Ainsi, les réformes approuvées impliqueraient que des actions apparemment anodines telles que utiliser des fragments d'une œuvre pour créer un meme, diffuser du contenu télévisé sur des supports numériques, modifier le système d'exploitation de votre ordinateur ou même réparer vos propres consoles de jeux vidéo pourrait s'agir de crimes pour lesquels vous pourriez vous retrouver en prison.

Mais pourquoi approuver une série de réformes contraires aux dispositions de la Constitution ? Et surtout, pourquoi si pressé de leur donner le feu vert?

Réformes inconstitutionnelles

Pour rejoindre le T-MEC, Le Mexique doit adapter sa législation au chapitre sur la propriété intellectuelle du traité. L'accord prévoit que les pays qui souscrivent ont jusqu'à trois ans pour adapter les lois nationales. Pourtant, moins d'un jour après l'entrée en vigueur du traité, la Chambre des sénateurs et la Chambre des représentants ont approuvé les réformes. Ceci malgré le fait que différentes organisations ont indiqué qu'elles violent les articles 6 et 7 de la Constitution.

Luis Fernando García, directeur de l'organisation R3D, a souligné dans une interview avec Code de spaghetti que l'urgence du Congrès répond, en grande partie, aux pressions politiques:
« Ils voulaient profiter de la situation pandémique pour essayer de faire passer ces lois inaperçues et ainsi porter ce coup aux droits et à l'économie de millions d'utilisateurs de technologies ».
Le sixième article de la Constitution stipule que « chacun a le droit d'accéder gratuitement à une information plurielle et en temps opportun », aussi bien que « rechercher, recevoir et diffuser des informations et des idées de toutes sortes par tout moyen d'expression » De même, le septième article indique que « la manifestation d'idées ne fera l'objet d'aucune enquête judiciaire ou administrative », outre celle « la liberté de diffuser des opinions, des informations et des idées par tous les moyens est inviolable ».

Les organisations civiles ont indiqué que la criminalisation envisagée par les modifications des lois est non seulement inconstitutionnelle, mais représente une restriction aux droits de l'homme envisagées dans les traités internationaux.

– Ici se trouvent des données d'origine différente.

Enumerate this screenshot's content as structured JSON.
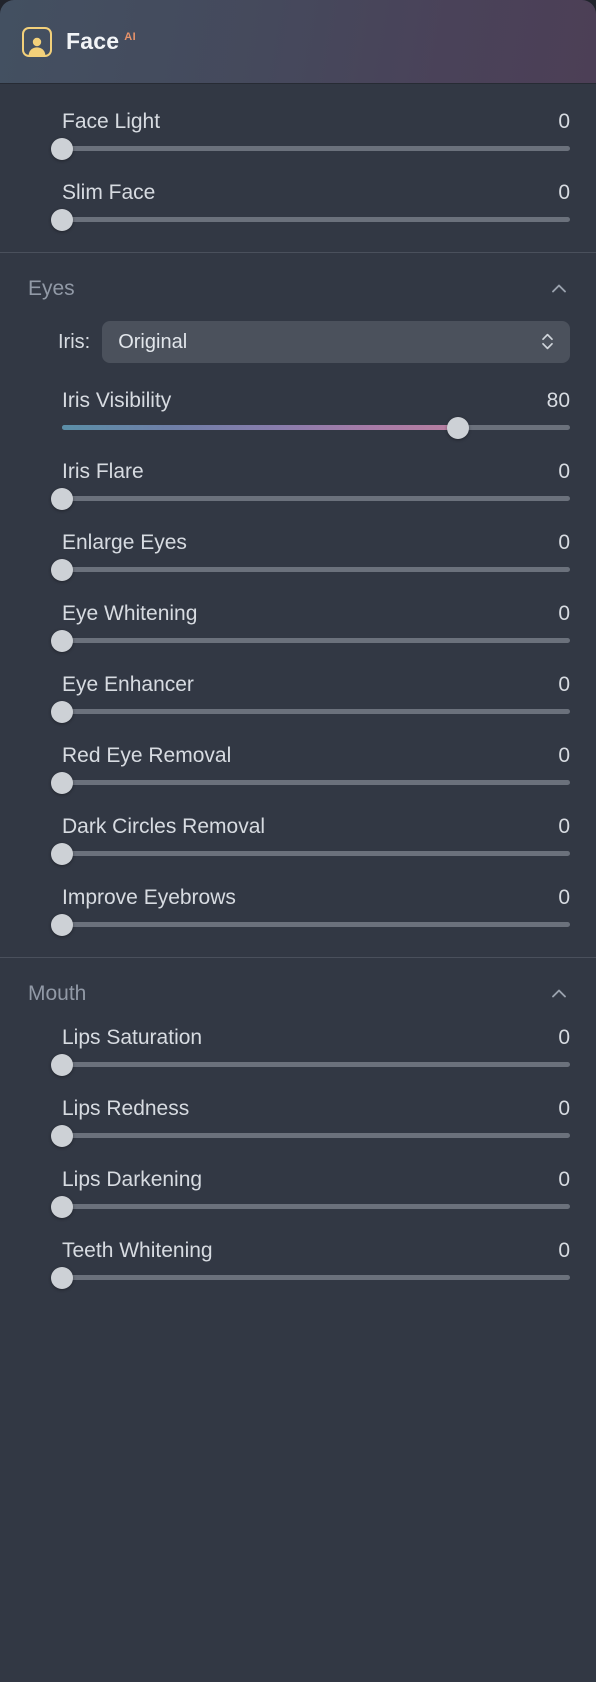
{
  "header": {
    "icon": "face-portrait-icon",
    "title": "Face",
    "badge": "AI"
  },
  "top_sliders": [
    {
      "label": "Face Light",
      "value": "0",
      "percent": 0
    },
    {
      "label": "Slim Face",
      "value": "0",
      "percent": 0
    }
  ],
  "sections": [
    {
      "title": "Eyes",
      "collapse_icon": "chevron-up-icon",
      "dropdown": {
        "label": "Iris:",
        "value": "Original",
        "icon": "chevron-up-down-icon"
      },
      "sliders": [
        {
          "label": "Iris Visibility",
          "value": "80",
          "percent": 78,
          "gradient": true
        },
        {
          "label": "Iris Flare",
          "value": "0",
          "percent": 0
        },
        {
          "label": "Enlarge Eyes",
          "value": "0",
          "percent": 0
        },
        {
          "label": "Eye Whitening",
          "value": "0",
          "percent": 0
        },
        {
          "label": "Eye Enhancer",
          "value": "0",
          "percent": 0
        },
        {
          "label": "Red Eye Removal",
          "value": "0",
          "percent": 0
        },
        {
          "label": "Dark Circles Removal",
          "value": "0",
          "percent": 0
        },
        {
          "label": "Improve Eyebrows",
          "value": "0",
          "percent": 0
        }
      ]
    },
    {
      "title": "Mouth",
      "collapse_icon": "chevron-up-icon",
      "sliders": [
        {
          "label": "Lips Saturation",
          "value": "0",
          "percent": 0
        },
        {
          "label": "Lips Redness",
          "value": "0",
          "percent": 0
        },
        {
          "label": "Lips Darkening",
          "value": "0",
          "percent": 0
        },
        {
          "label": "Teeth Whitening",
          "value": "0",
          "percent": 0
        }
      ]
    }
  ],
  "colors": {
    "panel_bg": "#323844",
    "header_gradient_start": "#435061",
    "header_gradient_end": "#4c3f56",
    "icon_gold": "#f2d07a",
    "badge_orange": "#e8936a",
    "thumb": "#cdd1d6",
    "track": "#6b717c"
  }
}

« C'est un déséquilibre dans lequel le droit d'auteur sur la protection des autres droits de l'homme est mis au-dessus tout comme, dans ce cas, la liberté d'expression », nous a expliqué Vladimir Cortés, responsable du programme des droits numériques de l'article 19 de l'organisation.

Cadenas numériques

Des mesures de protection existent dans presque tous les produits technologiques que nous consommons et servons essentiellement afin que les utilisateurs ne puissent pas copier ou modifier son contenu : celles qui vous empêchent de voir le code d'un jeu vidéo, de faire une copie d'un DVD et d'installer ou de désinstaller certaines applications sur un appareil, par exemple. Même si vous avez payé ces produits, ils ne sont pas vraiment « les vôtres ».

« Il est important de mentionner que la copie du contenu d'un DVD n'est pas une violation du droit d'auteur », explique Luis Fernando García. « L'exercice ou l'utilisation d'un clip vidéo sur un DVD protégé par un cadenas numérique n'est pas illégal, mais briser le cadenas que je dois briser pour générer le fragment et l'utiliser, oui ce serait ».

García indique que les verrous numériques « ont moins à voir avec le droit d'auteur qu'avec le contrôle de ce que les utilisateurs peuvent faire avec notre propriété, au profit des fabricants de technologies et au détriment de notre liberté et de notre intérêt public ».

Pourquoi voudrions-nous contourner ces verrous numériques? La raison la plus importante est peut-être dans notre propre vie privée : les appareils que nous utilisons quotidiennement, à l'intérieur et à l'extérieur de nos maisons, collecter et utiliser nos données personnelles à des fins commerciales. Il est possible de désactiver les fonctions qui collectent nos données sans discrimination, mais il est presque impossible de le faire sans contourner les cadenas.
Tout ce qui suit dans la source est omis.